Ancak Ilsa o kadar şanslı değildi. Belki de stil ne kadar farklı olursa, refahın veya düşüşün kaderiyle karşılaşmak o kadar kolay olur.
Schiaparelli markası yavaş yavaş insanların vizyonundan ve hafızasından sıyrıldı. Bu harika tasarımcı, tasarımından ve modasından hiç vazgeçmemiş olmasına rağmen, Ancak çalışmaları bir zamanlar göz kamaştıran kıvılcımları asla uyandırmadı.
Bununla birlikte, moda çevrelerindeki insanlar Ilsa Skippelly isminden bahsettiklerinde, bir zamanlar Paris moda dünyasında baskın olan ismi yine de özleyecekti. Time dergisinin kapağına çıkan ilk yetenekli kadın moda tasarımcısı.
Ve yarattığı Schiaparelli markası, 21. yüzyılın başında klasiklere haraç ödeyerek geri döndü.

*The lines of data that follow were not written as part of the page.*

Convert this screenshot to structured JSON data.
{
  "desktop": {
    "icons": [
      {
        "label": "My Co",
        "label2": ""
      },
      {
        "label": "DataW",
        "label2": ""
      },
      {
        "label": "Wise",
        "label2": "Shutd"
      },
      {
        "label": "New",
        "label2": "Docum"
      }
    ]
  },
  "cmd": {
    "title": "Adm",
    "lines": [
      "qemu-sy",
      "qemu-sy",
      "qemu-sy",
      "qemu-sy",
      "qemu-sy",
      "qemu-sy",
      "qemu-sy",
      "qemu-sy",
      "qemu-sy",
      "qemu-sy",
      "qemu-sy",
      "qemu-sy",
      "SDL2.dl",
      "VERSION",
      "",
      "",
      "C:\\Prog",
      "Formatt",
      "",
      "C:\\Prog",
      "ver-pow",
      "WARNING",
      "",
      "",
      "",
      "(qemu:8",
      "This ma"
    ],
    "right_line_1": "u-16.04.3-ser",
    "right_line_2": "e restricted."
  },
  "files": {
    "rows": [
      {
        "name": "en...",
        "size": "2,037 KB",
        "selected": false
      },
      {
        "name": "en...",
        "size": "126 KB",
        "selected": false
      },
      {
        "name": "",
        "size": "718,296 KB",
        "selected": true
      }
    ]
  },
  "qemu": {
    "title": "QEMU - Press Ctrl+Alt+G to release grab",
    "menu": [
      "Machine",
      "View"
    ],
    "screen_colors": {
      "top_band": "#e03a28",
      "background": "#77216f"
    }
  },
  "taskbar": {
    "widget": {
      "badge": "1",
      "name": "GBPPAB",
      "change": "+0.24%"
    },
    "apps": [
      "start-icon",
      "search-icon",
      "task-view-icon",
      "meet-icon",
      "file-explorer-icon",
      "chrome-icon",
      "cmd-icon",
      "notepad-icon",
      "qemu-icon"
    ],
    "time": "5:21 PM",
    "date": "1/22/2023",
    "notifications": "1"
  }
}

Zarif retro ve canlı kişilik, en uç noktaya ulaşıldı.
Geçmişin moda çemberindeki dahiler artık orada değil, ancak tasarımcının son yıllarda markanın klasik unsurlarını övmesi ve sergilemesiyle, Ilsa'nın stilini ve yeteneğini hala belli belirsiz bir şekilde anlayabiliyorum.
Henüz doğmadığımız bir çağda Paris moda çevresinde böyle bir efsane olduğunu da bilelim. Tasarım başarıları ve fikirleri, bir asır sonra kızların gardırobuna fayda sağladı ve bağımsız ve modaya uygun 21. yüzyıl kadınları hala ona takıntılı durumda.